An initial contract vote in April was suspended after Mexico’s Labor Ministry found irregularities in the process, prompting the United States to lodge the first complaint under the labor enforcement mechanism of the USMCA, and the Biden Administration to ask the Mexican government to review potential worker violations at the factory.
The vote opens the door for workers to oust the plant’s Miguel Trujillo Lopez union – part of the Confederation of Mexican Workers (CTM), one of Mexico’s largest and most powerful Labor organizations – and select or start a new union to represent the workers and negotiate a new contract.
Nearly 6,000 workers at the GM plant in Silao voted over two days, Aug. 17-18, according to a statement from Mexico’s Labor Ministry. Workers voted 3,214 to reject the contract to 2,623 votes in favor.
Although the vote terminates the contract, GM said it would continue production at the plant under the terms of the current contract until a new one is negotiated.
A new group has been working to organize the plant’s workers.
Choosing a new union will require another vote, in which the Miguel Trujillo Lopez union could also vie to take back the contract.
FIRST TEST OF LABOR PROTECTIONS
The vote, with safeguards agreed upon by Mexico and the United States to ensure a fair vote, was the first to test the labor mechanisms in the United States-Mexico-Canada Agreement (USMCA), which replaced the North American Free Trade Agreement last year.

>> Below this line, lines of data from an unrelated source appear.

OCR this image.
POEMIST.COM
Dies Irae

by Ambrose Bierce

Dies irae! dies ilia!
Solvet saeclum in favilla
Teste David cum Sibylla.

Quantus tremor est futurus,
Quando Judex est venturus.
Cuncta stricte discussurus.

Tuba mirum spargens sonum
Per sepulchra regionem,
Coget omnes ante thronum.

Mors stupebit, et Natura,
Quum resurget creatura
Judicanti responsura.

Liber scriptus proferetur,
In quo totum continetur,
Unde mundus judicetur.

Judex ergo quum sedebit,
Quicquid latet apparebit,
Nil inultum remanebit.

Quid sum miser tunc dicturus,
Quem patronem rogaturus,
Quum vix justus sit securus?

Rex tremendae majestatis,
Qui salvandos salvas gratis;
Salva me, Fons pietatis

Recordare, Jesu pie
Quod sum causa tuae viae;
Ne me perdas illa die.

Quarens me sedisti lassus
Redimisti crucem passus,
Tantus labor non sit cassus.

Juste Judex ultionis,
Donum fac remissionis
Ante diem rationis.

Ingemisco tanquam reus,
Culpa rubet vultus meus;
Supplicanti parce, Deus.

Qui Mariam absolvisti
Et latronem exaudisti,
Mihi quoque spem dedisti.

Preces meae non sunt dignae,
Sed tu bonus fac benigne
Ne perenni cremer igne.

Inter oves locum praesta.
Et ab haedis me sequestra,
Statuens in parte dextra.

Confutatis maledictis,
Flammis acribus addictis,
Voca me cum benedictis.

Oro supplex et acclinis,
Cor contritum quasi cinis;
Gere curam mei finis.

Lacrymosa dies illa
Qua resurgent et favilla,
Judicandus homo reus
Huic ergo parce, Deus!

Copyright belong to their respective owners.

The USMCA included language giving factory workers in the United States, Canada and Mexico the right to form unions and authorized penalties for factories that violate workers’ rights of free association and collective bargaining.
The vote was held inside the plant with observers from the Labor Ministry, National Electoral Institute and the United Nations’ International Labor Organization.
U.S. Trade Representative Katherine Tai said the vote results demonstrated the role of the trade accord’s “rapid-response” mechanism and congratulated the Mexican government for overseeing the vote.
“Free and fair union votes are a critical component of freedom of association and collective bargaining and the related labor provisions of the USMCA,” Tai said in a statement.
Many workers who campaigned for the “no” vote told Reuters their current union did not fight hard enough for better salaries at the plant, which produces pickup trucks.
‘FAIRER PLAYING FIELD’
The United Auto Workers (UAW), which represents thousands of GM’s U.S. workers, said the vote would create a fairer playing field in Mexico, marking a win on both sides of the border.
Unifor, Canada’s largest private sector union, said the vote demonstrate what USMCA aimed to achieve by giving workers a voice.
Richard Neal, chairman of the U.S. House Ways and Means Committee, and other top Democrats said the vote showed how “vigorous enforcement” of Labor standards in U.S. trade agreements could help dismantle pervasive obstacles to freedom of association and other workers’ rights.